Roger Penske, left, with Keith Crain, along with and John Ourisman, chairman of the Washington Auto Show. Photo credit: Washington Auto Show 2018

WASHINGTON — Six years ago Keith Crain, the chairman of Crain Communications Inc. and editor-in-chief of Automotive News, presented Roger Penske with the Washington Auto Show’s Lifetime Achievement Award.

On Thursday night the tables were turned when the chairman of Penske Automotive Group made a surprise appearance at the D.C. Convention Center to present the 2018 version of the award to Crain.

“He’s bold, brash and tells it like it is,” Penske said, referring to his friend of 50 years as a “visionary.”

The award is given annually to an individual who has made a significant contribution to the auto industry.

“I have always loved cars and the business of automobiles,” Crain said in his acceptance speech. “It is the most exciting industry in the world.”

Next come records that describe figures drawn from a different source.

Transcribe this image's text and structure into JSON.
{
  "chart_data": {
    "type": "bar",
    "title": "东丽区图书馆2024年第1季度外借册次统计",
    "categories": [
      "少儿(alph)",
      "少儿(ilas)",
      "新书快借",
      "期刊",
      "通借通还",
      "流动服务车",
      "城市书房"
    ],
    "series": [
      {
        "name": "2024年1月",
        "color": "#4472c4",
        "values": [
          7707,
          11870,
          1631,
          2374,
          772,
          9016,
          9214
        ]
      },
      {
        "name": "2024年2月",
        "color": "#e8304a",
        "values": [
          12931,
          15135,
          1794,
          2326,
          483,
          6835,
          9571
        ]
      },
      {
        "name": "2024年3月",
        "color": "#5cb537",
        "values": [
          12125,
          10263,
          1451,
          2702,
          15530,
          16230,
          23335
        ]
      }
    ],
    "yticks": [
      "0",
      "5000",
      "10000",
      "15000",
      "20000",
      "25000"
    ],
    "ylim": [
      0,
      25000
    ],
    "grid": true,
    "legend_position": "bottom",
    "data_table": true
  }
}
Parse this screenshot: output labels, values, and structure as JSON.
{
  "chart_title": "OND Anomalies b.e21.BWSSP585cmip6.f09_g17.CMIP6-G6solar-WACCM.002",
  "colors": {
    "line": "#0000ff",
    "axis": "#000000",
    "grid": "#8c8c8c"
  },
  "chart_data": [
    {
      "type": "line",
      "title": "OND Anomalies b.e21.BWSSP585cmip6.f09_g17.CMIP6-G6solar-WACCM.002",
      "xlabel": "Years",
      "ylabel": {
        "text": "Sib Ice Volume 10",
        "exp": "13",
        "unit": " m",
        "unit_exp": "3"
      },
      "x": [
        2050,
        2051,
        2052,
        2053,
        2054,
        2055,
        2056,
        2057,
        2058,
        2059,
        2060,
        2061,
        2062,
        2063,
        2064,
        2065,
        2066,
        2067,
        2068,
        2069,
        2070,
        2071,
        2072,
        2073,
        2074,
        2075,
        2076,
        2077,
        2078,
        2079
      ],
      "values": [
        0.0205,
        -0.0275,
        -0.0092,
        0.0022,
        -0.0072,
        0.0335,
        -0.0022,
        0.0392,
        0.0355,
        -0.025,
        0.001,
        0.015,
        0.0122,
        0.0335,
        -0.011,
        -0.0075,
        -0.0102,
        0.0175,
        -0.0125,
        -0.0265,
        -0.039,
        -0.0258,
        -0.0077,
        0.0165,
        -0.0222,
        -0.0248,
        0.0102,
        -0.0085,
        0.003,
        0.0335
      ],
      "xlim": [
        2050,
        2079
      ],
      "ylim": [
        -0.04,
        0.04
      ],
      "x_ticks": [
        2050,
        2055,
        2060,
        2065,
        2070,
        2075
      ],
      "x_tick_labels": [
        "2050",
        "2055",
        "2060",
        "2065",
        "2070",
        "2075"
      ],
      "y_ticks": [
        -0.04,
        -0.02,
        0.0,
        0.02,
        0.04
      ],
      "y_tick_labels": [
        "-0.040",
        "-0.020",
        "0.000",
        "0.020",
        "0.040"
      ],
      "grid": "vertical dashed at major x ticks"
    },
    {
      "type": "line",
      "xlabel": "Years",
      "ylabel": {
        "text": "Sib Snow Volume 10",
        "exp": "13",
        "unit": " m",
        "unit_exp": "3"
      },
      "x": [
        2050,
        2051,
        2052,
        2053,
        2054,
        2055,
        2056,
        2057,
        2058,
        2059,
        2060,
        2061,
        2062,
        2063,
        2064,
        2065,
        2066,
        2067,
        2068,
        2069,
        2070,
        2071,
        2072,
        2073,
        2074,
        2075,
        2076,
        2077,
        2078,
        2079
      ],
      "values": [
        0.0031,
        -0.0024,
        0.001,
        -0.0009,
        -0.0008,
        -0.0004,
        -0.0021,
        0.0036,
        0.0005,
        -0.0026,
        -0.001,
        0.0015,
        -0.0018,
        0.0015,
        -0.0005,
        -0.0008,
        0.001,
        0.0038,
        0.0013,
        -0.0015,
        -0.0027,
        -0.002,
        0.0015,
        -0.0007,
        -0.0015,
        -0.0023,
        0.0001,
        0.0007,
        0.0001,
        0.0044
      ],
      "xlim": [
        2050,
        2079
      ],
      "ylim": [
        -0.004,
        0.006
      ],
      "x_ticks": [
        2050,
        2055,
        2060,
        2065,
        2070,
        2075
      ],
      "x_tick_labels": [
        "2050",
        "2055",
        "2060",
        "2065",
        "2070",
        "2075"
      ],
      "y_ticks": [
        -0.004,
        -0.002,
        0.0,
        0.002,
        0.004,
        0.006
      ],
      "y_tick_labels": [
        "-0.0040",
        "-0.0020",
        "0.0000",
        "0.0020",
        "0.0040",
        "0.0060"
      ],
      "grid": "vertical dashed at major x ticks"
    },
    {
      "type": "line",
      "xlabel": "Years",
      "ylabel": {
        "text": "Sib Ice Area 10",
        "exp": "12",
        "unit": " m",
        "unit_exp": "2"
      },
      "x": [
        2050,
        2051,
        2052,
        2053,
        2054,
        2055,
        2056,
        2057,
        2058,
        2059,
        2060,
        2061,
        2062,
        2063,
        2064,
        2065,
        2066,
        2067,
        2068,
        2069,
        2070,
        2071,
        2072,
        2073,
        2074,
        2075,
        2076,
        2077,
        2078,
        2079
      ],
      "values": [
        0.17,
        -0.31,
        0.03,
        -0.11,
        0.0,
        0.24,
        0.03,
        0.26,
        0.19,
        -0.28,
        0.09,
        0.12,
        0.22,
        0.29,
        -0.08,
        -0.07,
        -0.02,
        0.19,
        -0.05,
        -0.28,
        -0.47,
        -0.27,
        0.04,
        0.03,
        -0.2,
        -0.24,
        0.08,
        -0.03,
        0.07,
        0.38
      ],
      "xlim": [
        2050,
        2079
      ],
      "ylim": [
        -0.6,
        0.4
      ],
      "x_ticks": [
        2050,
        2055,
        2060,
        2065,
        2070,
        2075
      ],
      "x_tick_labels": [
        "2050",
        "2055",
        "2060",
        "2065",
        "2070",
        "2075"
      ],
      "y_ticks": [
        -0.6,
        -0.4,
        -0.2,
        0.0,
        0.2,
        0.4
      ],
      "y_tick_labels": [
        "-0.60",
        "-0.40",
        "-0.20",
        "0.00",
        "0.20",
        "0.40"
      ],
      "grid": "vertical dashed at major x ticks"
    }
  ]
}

Crain has been an influential figure in the auto industry for nearly 50 years as a reporter, editor and publishing executive. He personally knows many of the movers and shakers in the auto industry. His achievements range from breaking the news of Lee Iacocca’s firing by Henry Ford II in 1978 to his role in creating the North American International Auto Show in Detroit in 1989. He continues to write a weekly column for Automotive News.

True to his brash character, Crain noted that the U.S. auto industry “built the worst cars for several decades” and was able to turn things around thanks to government-mandated fuel economy standards and the computer, which “finally allowed them to figure out how to make cars and engines that the public liked and worked.”